We were recently working with a group of energetic and passionate teachers during one of their district professional development days. During preparation for a collaborative inquiry project we asked the teachers what types of district professional learning they appreciated most. The response we were given was not surprising, “We really like interactive sessions when we get to share strategies and learn from each other. It’s so great when we walk away with practical suggestions from our colleagues — if they can make it work with their students, we know that we can make it work too! I just wish we had more opportunities like this.”

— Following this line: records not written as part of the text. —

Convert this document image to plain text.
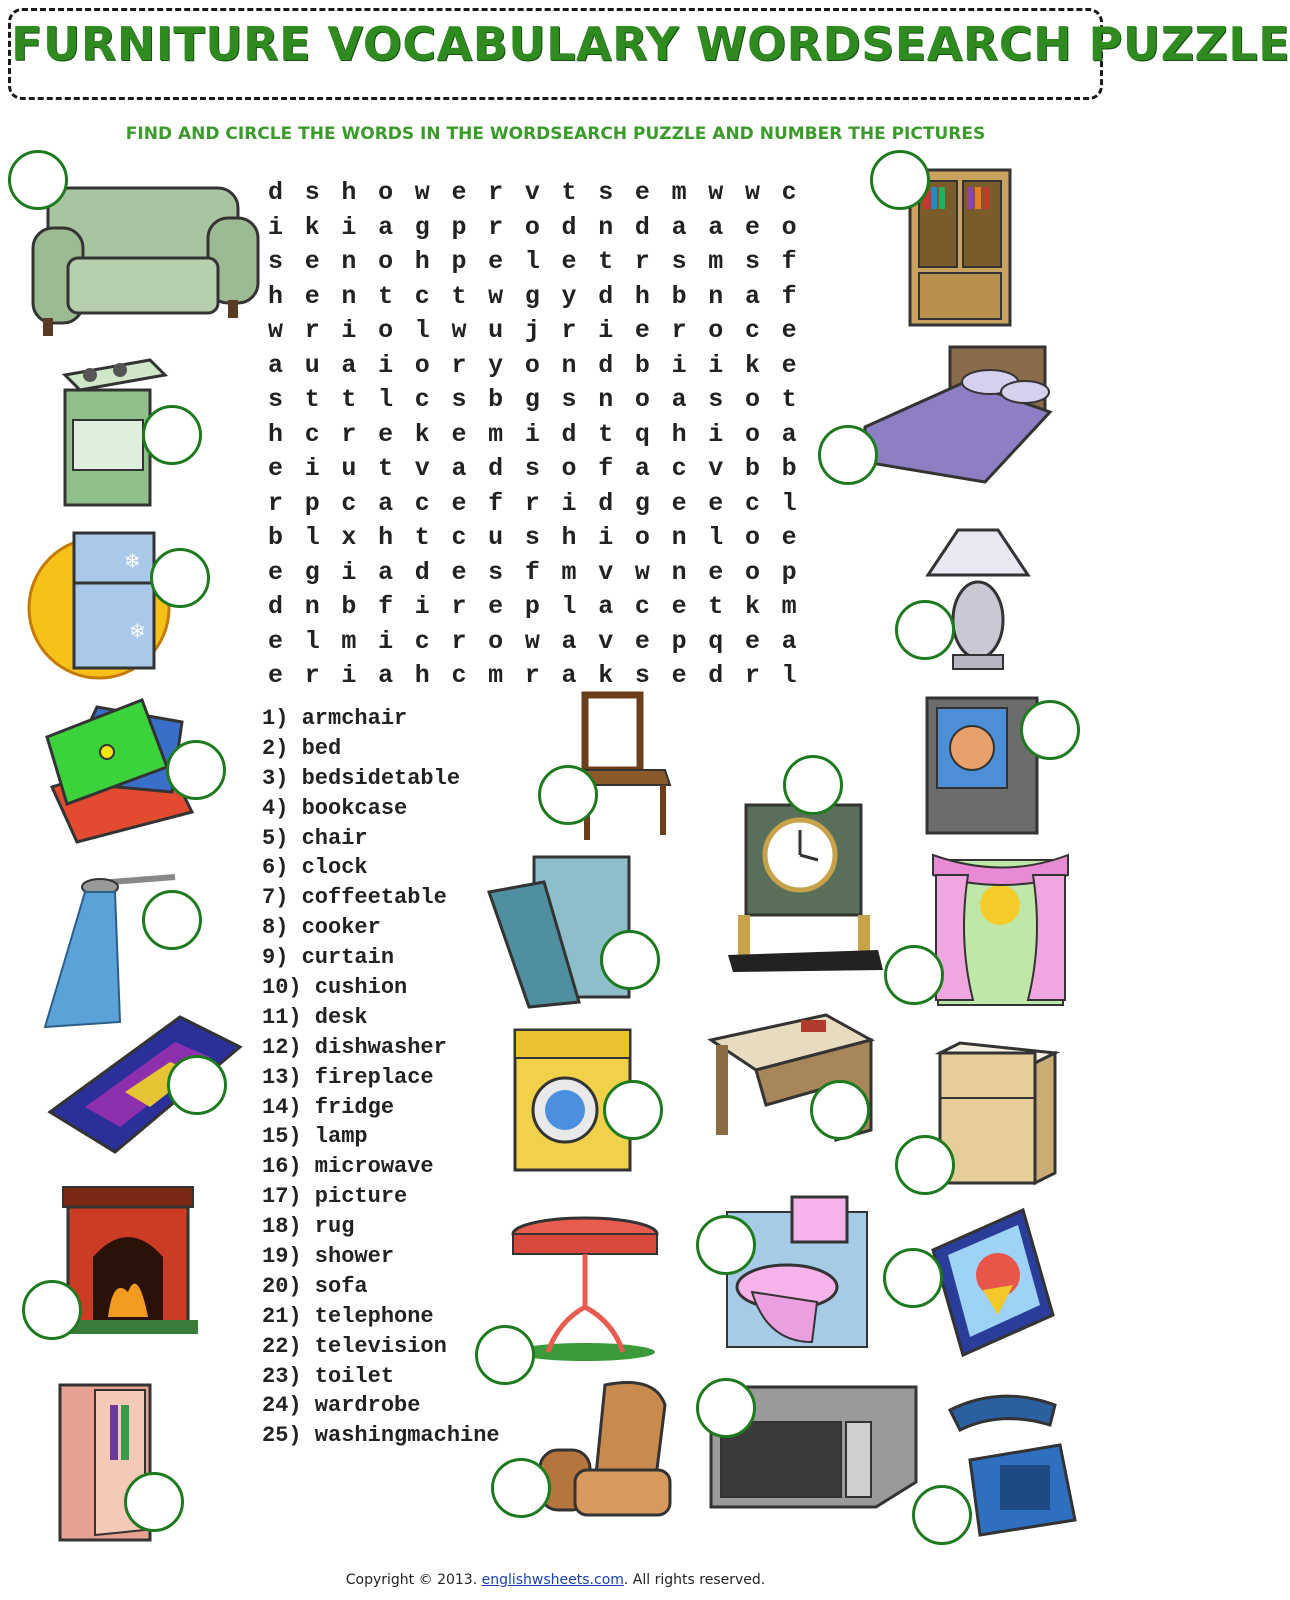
FURNITURE VOCABULARY WORDSEARCH PUZZLE
FIND AND CIRCLE THE WORDS IN THE WORDSEARCH PUZZLE AND NUMBER THE PICTURES
d s h o w e r v t s e m w w c
i k i a g p r o d n d a a e o
s e n o h p e l e t r s m s f
h e n t c t w g y d h b n a f
w r i o l w u j r i e r o c е
a u a i o r y o n d b i i k e
s t t l c s b g s n o a s o t
h c r e k e m i d t q h i o a
e i u t v a d s o f a c v b b
r p c a c e f r i d g e e c l
b l x h t c u s h i o n l o e
e g i a d e s f m v w n e o p
d n b f i r e p l a c e t k m
e l m i c r o w a v e p q e a
e r i a h c m r a k s e d r l
1) armchair
2) bed
3) bedsidetable
4) bookcase
5) chair
6) clock
7) coffeetable
8) cooker
9) curtain
10) cushion
11) desk
12) dishwasher
13) fireplace
14) fridge
15) lamp
16) microwave
17) picture
18) rug
19) shower
20) sofa
21) telephone
22) television
23) toilet
24) wardrobe
25) washingmachine
❄
❄
Copyright © 2013. englishwsheets.com. All rights reserved.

When we work with schools, districts, and educational organizations around the world on building collective efficacy we notice a definite pattern: the idea that leading collective efficacy is for formal leaders and teachers often do not recognize the leadership potential within themselves. In our book, Leading Collective Efficacy: Powerful Stories of Achievement and Equity, we share our belief that leadership does not have to be positional (Hite & Donohoo, 2021). In fact, when leadership becomes a mindset and not a title, good things happen for students (Ingersoll, et. al., 2017).
What is a Leadership Mindset?
We suggest that a leadership mindset is a set of dispositions held by anyone who chooses to step into the role. Those with a leadership mindset:
- Hold aspirational goals for themselves and their team;
- Create a psychologically safe environment of transparency and collaboration;
- Regularly offer and seek feedback that leads to team learning;
- Believe in and actively cultivate leadership potential in others.
So how might all of the educators in a learning community embrace a leadership mindset, regardless of their position or title?
Hold Aspirational Goals
Reaching consensus on goals is certainly a challenge but it is often more difficult when we assume that we need to reach unanimity. In fact, the process of working toward defining goals is a healthy team activity that allows us to share our values and vision for what will work best for our community. In the end, we don’t need unanimity, we need the experience of working toward defining our goals together. That process will reveal that we are typically more aligned than we think and finding common ground in our values is the most important first step.
What can educators do? Use a list (like this one from Bright Morning) to determine one’s personal and work-related values. Comparing those with colleagues helps demonstrate that we’re often more in sync than we think.
Create a Psychologically a Safe Environment
A key ingredient for a psychologically safe environment begins with vulnerability and trust. It’s hard to be honest about what we need to improve if we’re worried about being judged or if we think that what we share during a meeting might be discussed with others. Team-and trust-building exercises, however, can be awkward and uncomfortable
What can educators do? Try starting meetings with a check-in practice that asks participants to share something meaningful that gives us insight into who they are and how they’re thinking. One of our favorites is to ask everyone to share a 6-word memoir. It can be simple or highly creative (check out these examples from The Kelly Writer House at the University of Pennsylvania). Even better, revisit the memoirs over time to see how they might change depending on context.
Offer and Receive Feedback
As educators, we’re pretty used to giving feedback, but how about receiving it? We are more willing to listen to feedback from trusted colleagues (see Psychologically Safe Environment above). But we’re a lot more likely to act on feedback when we’ve actually sought it out because we’re interested in hearing what others have to say.What can educators do? Using a structured protocol provides some objectivity and makes giving and receiving less evaluative and more supportive. There are several feedback protocols from the School Reform Initiative (check some out here) that we use with teams to develop effective feedback skills.
We believe in the saying “there’s a leader in every chair.” But it’s one thing to say, and another to practice. When we shift our thinking away from the idea that the leader is the one in control, we can envision more opportunities for anyone and everyone to be a leader. These can be as complex as facilitating the next PD day as an Edcamp or as simple as rotating the lead facilitator during a PLC session giving every member an equal opportunity to set the agenda.
What can educators do? Don’t cling to the idea that leaders are those with official titles. Be curious and open to opportunities that might provide leadership experiences for yourself and others. Most important, don’t wait for someone to tap you for leadership; look for opportunities to create those options for yourself. In the words of Shirley Chisholm: “if they don’t give you a seat at the table, bring a folding chair.”
Hite, S. A., & Donohoo, J. (2021). Leading collective efficacy: Powerful stories of achievement and equity. Thousand Oaks, CA: Corwin Press.
Ingersoll, R., Doughterty, P., & Sirinides, P. (2017). School leadership counts: Philadelphia: University of Pennsylvania Graduate School of Education.